I walked away from this conversation carrying a tension that I think is productive. On one hand, the scale of the AI transformation is genuinely daunting. The systems are accelerating. The power is concentrating. The ethical questions are multiplying faster than our ability to answer them. On the other hand, the two people sitting across from me offered something that no technology can replicate: genuine human presence, hard-won wisdom, and the courage to sit with uncertainty rather than rushing to false certainty.

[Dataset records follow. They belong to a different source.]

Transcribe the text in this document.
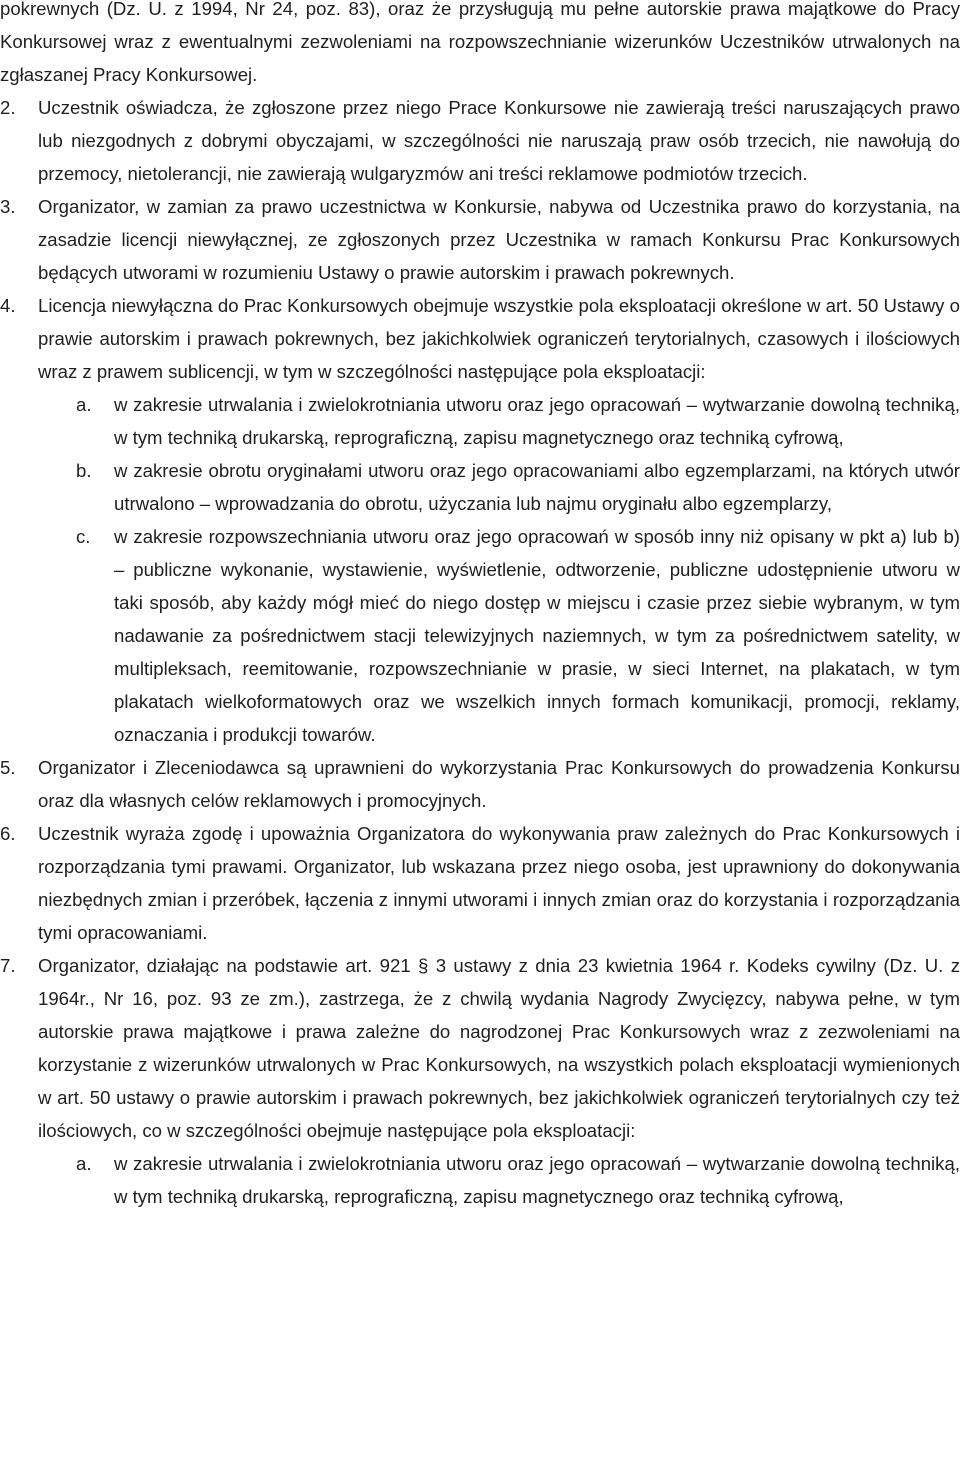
pokrewnych (Dz. U. z 1994, Nr 24, poz. 83), oraz że przysługują mu pełne autorskie prawa majątkowe do Pracy Konkursowej wraz z ewentualnymi zezwoleniami na rozpowszechnianie wizerunków Uczestników utrwalonych na zgłaszanej Pracy Konkursowej.

2. Uczestnik oświadcza, że zgłoszone przez niego Prace Konkursowe nie zawierają treści naruszających prawo lub niezgodnych z dobrymi obyczajami, w szczególności nie naruszają praw osób trzecich, nie nawołują do przemocy, nietolerancji, nie zawierają wulgaryzmów ani treści reklamowe podmiotów trzecich.
3. Organizator, w zamian za prawo uczestnictwa w Konkursie, nabywa od Uczestnika prawo do korzystania, na zasadzie licencji niewyłącznej, ze zgłoszonych przez Uczestnika w ramach Konkursu Prac Konkursowych będących utworami w rozumieniu Ustawy o prawie autorskim i prawach pokrewnych.
4. Licencja niewyłączna do Prac Konkursowych obejmuje wszystkie pola eksploatacji określone w art. 50 Ustawy o prawie autorskim i prawach pokrewnych, bez jakichkolwiek ograniczeń terytorialnych, czasowych i ilościowych wraz z prawem sublicencji, w tym w szczególności następujące pola eksploatacji:
a. w zakresie utrwalania i zwielokrotniania utworu oraz jego opracowań – wytwarzanie dowolną techniką, w tym techniką drukarską, reprograficzną, zapisu magnetycznego oraz techniką cyfrową,
b. w zakresie obrotu oryginałami utworu oraz jego opracowaniami albo egzemplarzami, na których utwór utrwalono – wprowadzania do obrotu, użyczania lub najmu oryginału albo egzemplarzy,
c. w zakresie rozpowszechniania utworu oraz jego opracowań w sposób inny niż opisany w pkt a) lub b) – publiczne wykonanie, wystawienie, wyświetlenie, odtworzenie, publiczne udostępnienie utworu w taki sposób, aby każdy mógł mieć do niego dostęp w miejscu i czasie przez siebie wybranym, w tym nadawanie za pośrednictwem stacji telewizyjnych naziemnych, w tym za pośrednictwem satelity, w multipleksach, reemitowanie, rozpowszechnianie w prasie, w sieci Internet, na plakatach, w tym plakatach wielkoformatowych oraz we wszelkich innych formach komunikacji, promocji, reklamy, oznaczania i produkcji towarów.
5. Organizator i Zleceniodawca są uprawnieni do wykorzystania Prac Konkursowych do prowadzenia Konkursu oraz dla własnych celów reklamowych i promocyjnych.
6. Uczestnik wyraża zgodę i upoważnia Organizatora do wykonywania praw zależnych do Prac Konkursowych i rozporządzania tymi prawami. Organizator, lub wskazana przez niego osoba, jest uprawniony do dokonywania niezbędnych zmian i przeróbek, łączenia z innymi utworami i innych zmian oraz do korzystania i rozporządzania tymi opracowaniami.
7. Organizator, działając na podstawie art. 921 § 3 ustawy z dnia 23 kwietnia 1964 r. Kodeks cywilny (Dz. U. z 1964r., Nr 16, poz. 93 ze zm.), zastrzega, że z chwilą wydania Nagrody Zwycięzcy, nabywa pełne, w tym autorskie prawa majątkowe i prawa zależne do nagrodzonej Prac Konkursowych wraz z zezwoleniami na korzystanie z wizerunków utrwalonych w Prac Konkursowych, na wszystkich polach eksploatacji wymienionych w art. 50 ustawy o prawie autorskim i prawach pokrewnych, bez jakichkolwiek ograniczeń terytorialnych czy też ilościowych, co w szczególności obejmuje następujące pola eksploatacji:
a. w zakresie utrwalania i zwielokrotniania utworu oraz jego opracowań – wytwarzanie dowolną techniką, w tym techniką drukarską, reprograficzną, zapisu magnetycznego oraz techniką cyfrową,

Tolli's invocation of Gandhi -- be the change you want to see in the world -- is not a platitude when spoken by a man who runs sweat lodge ceremonies for people healing from trauma. It is a practice. And perhaps that is what this episode ultimately argues: that the most important response to artificial intelligence is not artificial at all. It is deeply, irreducibly human. It is the willingness to do the inner work, to cultivate stillness in the storm, to create art that carries the weight of a lived moment, and to extend compassion to ourselves and others as we stumble through a world that is changing faster than any of us fully understand.
The hurricane is not going to stop. But the eye is always there, waiting for us to find it.
Listen to the full episode to hear the complete conversation. It is not a technology briefing. It is something rarer: an honest attempt to reckon with what it means to be alive at the edge of a new era.
Koyaanisqatsi
Philip Glass
The episode's featured music is Koyaanisqatsi by Philip Glass, from the 1982 film of the same name. The Hopi word means 'life out of balance' -- a fitting sonic backdrop for a conversation about finding equilibrium amid technological upheaval. The relentless, cyclical rhythms of Glass's composition mirror the accelerating pace of change that Tolli, Audbjorg, and Magnus grapple with throughout the episode.